When my first wife asked for permission – demanded it, really – it put me in a bad spot and one where I had a choice to make and based on what she said to me, namely, “I’m going to do this with or without your blessing.”  The questions I asked myself went like this:  “Which thing could I live with – knowing what she was doing and who she was doing it with or not knowing?”  The most important question was, “Do I really love her as much as I swore that I do?”  Along with this one:  “Isn’t it my duty to do whatever I can do to make and keep her happy?” and “Don’t I have a responsibility where her mental health is concerned and if there’s something I can do to keep her from literally losing her mind, shouldn’t I do it?”  Even better:  “Do I want to live with someone who is going to make my life miserable because she can’t get what she needs?”
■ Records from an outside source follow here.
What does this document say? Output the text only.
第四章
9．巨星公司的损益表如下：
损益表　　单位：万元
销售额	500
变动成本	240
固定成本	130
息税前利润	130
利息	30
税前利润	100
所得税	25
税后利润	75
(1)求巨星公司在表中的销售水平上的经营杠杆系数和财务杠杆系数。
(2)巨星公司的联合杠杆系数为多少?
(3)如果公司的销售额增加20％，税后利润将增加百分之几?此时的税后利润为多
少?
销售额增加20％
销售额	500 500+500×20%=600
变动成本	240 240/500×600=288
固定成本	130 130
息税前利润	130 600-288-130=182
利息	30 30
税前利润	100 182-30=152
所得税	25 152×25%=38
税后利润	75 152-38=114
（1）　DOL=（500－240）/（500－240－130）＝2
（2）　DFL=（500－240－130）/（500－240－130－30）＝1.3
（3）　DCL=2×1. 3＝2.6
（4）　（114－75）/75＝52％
She wanted permission… and she got it; I would rather know what woman she’s sleeping with, I did love her as much as I said I did; it was my duty and responsibility to make her happy and keep her feeling good about herself… and giving permission was a lot easier than filing for divorce and throwing away all that we’d done to that point in time.  And, hell, no – I’d seen how miserable she was before the fact and it wasn’t pretty.  It wasn’t an easy decision to make and more so since I was only allowed a small space of time to think about it all and make a decision one way or the other.  Normally, I don’t respond well to ultimatums but this one couldn’t be ignored and, again, there was only one thing to do and that was to say to her, “So… how are we gonna make this work?”

Not “How are you gonna make this work.”  We.  Us.  I’ll be blunt and frank and stop being PC and say that one of the things I realized was that she wanted and needed something that I couldn’t give her:  Pussy.  The touch of another woman and an intimacy that men just completely fail to provide women.  That really messed my head up, you know, to find out that nope, I wasn’t everything she’d ever need and more so because, duh, I was born male.  That and this wasn’t about me and trying to make it about me would tell her that I didn’t care about this thing that was bothering the crap out of her – and I did notice how miserable she was and how it was affecting everything we did.  I hated what she had to say – and like most men would – but I also had to give her props for standing up and demanding to get what she needed and that she was willing to get it by any means necessary; fair would be better, but foul was something she was determine to invoke if necessary.

The bad part?  Not every partner is capable of looking at this the way I did.  Still, if you don’t try, you can’t fail and if you don’t ask, you won’t ever know.  It’s a judgement call, at the end of the day – make the call or don’t.